Climbing

Flatiron'ed

By Matt Samet

A running joke in Boulder, Colorado, is that the Flatirons are an artificial backdrop that the City painted on the Boulder Mountains, to attract tourists. When snow ices the formations like a wedding cake, or a hot July sunrise makes them glow blood-red, you can almost (almost) believe the urban legend. These strange Fountain sandstone slabs, spires, boulders, and aprons are too surreal to be true.

For me and many other “prefer-to-climb-alone-in-the-trees” lifers, the Flatirons are about as good as climbing gets. The sometimes steep, punishing hikes from the plateau of the Enchanted Mesa up to the walls have always kept crowds down, save on the First, Second, and Third Flatirons, with their regal 5.0-to-5.4 slab classics. And the ambiance, once you’re back in the gullies, is killer: a distant hum of city noise, wind through ponderosa pines, ferns and shrublets underfoot, endless new-route and bouldering potential. These rocks are all things to all climbers: moderate multi-pitch paradise, hard-sport mecca, dodgy trad and headpoint wonderland, and a boulderer’s bounty, with more blocks still probably unnamed and unclimbed than yet documented.
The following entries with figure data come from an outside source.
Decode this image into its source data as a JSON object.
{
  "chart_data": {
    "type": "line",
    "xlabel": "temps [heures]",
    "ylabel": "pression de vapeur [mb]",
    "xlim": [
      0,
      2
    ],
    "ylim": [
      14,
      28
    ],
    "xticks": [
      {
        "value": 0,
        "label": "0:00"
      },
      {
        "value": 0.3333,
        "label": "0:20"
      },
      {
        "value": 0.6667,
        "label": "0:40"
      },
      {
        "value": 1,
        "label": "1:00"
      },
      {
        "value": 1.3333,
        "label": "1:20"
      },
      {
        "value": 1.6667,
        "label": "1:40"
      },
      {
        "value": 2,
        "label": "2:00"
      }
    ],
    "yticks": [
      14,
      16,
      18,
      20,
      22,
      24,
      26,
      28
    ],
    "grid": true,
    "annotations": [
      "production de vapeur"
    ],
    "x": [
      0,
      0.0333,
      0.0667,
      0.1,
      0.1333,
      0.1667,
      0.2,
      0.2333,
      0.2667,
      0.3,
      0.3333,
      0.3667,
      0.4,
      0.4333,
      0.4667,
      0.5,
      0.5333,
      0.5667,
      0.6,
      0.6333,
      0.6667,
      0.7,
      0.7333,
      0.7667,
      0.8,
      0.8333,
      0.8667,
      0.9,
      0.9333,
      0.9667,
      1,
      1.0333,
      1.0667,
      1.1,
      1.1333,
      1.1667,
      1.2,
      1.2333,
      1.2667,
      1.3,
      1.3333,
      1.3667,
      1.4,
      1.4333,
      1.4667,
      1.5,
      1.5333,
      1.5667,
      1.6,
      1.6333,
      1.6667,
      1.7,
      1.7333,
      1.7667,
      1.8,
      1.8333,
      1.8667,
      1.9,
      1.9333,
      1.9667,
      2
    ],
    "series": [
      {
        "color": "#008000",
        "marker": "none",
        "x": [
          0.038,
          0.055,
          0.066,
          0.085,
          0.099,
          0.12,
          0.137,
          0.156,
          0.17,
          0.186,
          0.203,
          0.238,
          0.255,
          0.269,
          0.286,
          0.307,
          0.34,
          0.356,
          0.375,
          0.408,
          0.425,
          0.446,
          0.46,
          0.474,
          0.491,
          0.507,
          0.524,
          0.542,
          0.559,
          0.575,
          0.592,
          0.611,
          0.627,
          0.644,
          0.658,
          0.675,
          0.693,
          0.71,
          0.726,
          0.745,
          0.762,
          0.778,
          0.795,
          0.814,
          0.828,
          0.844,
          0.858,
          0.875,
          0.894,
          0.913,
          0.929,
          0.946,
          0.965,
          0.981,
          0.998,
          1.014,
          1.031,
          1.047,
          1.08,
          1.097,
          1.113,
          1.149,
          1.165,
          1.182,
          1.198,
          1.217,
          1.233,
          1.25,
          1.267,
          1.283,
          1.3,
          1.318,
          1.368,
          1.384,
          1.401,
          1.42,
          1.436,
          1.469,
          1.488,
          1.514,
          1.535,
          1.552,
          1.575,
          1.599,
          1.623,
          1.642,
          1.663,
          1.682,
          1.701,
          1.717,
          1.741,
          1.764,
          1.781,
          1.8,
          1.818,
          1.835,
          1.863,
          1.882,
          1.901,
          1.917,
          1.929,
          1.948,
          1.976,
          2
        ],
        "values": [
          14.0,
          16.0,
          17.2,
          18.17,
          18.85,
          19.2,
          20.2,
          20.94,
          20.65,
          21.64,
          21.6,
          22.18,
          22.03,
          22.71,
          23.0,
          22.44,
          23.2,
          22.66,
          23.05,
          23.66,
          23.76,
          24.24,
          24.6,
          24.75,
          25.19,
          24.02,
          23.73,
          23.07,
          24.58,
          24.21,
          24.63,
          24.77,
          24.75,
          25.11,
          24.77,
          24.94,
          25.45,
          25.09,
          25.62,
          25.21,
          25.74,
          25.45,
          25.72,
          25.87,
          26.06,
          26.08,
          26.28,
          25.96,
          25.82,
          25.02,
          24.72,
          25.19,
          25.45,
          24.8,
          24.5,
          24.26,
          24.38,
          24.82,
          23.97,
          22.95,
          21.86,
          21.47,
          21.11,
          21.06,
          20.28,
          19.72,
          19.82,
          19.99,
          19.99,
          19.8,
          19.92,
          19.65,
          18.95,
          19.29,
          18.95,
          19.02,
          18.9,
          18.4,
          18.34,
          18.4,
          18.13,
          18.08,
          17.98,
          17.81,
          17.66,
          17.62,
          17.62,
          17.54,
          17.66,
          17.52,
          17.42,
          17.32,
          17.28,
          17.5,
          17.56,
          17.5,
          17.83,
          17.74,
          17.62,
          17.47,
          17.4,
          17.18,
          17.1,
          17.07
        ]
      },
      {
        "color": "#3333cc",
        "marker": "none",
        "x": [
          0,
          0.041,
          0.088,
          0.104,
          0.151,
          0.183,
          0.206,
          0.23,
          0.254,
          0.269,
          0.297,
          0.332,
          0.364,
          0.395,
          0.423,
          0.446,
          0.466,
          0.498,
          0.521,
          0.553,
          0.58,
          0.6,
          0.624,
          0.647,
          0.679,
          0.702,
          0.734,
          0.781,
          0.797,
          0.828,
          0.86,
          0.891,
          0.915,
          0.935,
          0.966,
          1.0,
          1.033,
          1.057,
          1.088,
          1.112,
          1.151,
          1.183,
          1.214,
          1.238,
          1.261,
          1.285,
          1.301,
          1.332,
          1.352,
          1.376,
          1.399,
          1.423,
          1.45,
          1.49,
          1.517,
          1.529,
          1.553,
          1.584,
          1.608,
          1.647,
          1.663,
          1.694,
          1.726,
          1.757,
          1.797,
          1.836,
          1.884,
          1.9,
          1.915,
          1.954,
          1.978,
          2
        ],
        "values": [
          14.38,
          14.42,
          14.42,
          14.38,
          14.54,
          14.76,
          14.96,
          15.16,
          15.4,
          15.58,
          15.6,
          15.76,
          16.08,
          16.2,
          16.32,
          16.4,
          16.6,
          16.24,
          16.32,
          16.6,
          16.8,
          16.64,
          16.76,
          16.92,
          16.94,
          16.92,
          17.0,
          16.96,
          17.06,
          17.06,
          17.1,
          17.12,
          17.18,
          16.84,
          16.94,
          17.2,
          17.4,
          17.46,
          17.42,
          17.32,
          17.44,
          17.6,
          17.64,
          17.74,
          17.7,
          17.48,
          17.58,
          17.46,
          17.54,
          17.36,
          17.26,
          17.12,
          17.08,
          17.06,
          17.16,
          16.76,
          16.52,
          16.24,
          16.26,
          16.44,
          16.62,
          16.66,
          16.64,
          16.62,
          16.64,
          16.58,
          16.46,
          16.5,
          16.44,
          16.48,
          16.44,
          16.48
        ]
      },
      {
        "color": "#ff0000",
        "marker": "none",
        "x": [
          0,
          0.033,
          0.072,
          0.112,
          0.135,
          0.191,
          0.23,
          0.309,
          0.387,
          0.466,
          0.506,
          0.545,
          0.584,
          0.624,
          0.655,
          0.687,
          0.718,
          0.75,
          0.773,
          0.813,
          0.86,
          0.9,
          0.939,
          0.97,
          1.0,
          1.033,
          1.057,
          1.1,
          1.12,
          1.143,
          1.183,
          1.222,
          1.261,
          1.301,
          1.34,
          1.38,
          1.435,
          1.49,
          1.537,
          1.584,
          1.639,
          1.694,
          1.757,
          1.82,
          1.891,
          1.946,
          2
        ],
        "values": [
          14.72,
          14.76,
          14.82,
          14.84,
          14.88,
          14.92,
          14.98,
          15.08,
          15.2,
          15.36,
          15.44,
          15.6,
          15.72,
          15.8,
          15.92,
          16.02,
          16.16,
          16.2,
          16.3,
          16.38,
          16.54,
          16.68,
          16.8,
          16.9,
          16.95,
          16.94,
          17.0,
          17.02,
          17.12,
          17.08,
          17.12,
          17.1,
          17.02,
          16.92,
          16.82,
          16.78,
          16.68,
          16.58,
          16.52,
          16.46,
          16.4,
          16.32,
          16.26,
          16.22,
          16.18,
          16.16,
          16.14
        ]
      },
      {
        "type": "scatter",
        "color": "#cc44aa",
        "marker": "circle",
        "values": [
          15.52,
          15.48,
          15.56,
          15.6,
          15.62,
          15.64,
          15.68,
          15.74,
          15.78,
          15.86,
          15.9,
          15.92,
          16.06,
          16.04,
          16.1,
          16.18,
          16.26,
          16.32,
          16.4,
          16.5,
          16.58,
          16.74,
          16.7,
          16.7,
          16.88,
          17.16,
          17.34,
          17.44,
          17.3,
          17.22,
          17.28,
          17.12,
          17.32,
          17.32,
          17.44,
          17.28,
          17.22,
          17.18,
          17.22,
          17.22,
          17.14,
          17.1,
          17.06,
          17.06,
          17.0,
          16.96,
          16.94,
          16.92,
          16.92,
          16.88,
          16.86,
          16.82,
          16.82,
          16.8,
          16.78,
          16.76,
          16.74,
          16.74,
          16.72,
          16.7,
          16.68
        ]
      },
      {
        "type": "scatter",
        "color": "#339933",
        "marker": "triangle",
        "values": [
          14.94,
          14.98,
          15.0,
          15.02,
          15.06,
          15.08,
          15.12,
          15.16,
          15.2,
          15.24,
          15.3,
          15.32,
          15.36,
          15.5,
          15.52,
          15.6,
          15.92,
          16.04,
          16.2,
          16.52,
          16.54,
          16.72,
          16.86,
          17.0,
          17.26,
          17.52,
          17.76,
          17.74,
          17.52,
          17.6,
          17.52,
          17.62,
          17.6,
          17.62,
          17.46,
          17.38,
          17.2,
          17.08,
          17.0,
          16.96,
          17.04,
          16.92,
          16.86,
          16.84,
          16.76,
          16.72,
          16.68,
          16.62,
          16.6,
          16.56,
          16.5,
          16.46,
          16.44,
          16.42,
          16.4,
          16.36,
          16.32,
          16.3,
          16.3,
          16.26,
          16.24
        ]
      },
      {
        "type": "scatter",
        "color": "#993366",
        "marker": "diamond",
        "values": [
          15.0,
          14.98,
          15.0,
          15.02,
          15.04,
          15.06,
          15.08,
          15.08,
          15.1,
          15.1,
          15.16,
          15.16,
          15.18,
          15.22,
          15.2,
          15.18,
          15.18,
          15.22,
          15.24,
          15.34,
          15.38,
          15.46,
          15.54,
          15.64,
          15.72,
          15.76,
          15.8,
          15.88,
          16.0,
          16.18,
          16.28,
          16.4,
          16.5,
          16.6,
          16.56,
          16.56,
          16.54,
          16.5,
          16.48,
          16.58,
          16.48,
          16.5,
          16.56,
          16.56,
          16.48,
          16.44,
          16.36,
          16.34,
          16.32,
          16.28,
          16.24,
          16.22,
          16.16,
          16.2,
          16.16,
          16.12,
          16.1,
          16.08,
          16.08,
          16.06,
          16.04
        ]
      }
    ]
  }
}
Much-needed and much-welcomed is Jason Haas’ new Climbing Boulder’s Flatirons ($32, sharpendbooks.com), a 220-page, comprehensive, full color, photo-topo guidebook that pulls together all the roped climbs. A bona fide Flatirons disciple, Haas spent three years on the book, climbing almost every route on its pages — no small feat when you consider that more than a few of these climbs are obscure, dangerous mystery routes up poison-ivy-choked gullies and on formations most Boulder climbers barely know by name (Schmoe’s Nose, Nixon’s Nose, or Hillbilly Rock, anyone?). Haas’ perfectionism and love for the area jump off each page — it’s clear from the thorough descriptions that he knows these routes. One nice touch is, on the easier multi-pitch routes, the author doesn’t walk you through pitch-by-pitch, but instead leaves the adventure and route-finding open, as is often organically the case with the wander-anywhere (but find pro nowhere!) east slabs.

Bonuses: essays by key figures in Flatirons history (Tom Hornbeim, Roger Briggs, Hank Caylor, etc.) and stacks of sharp action shots from top local photographers. As one of America’s most important but often-overlooked crucibles, the Flatirons deserved this exhaustive effort.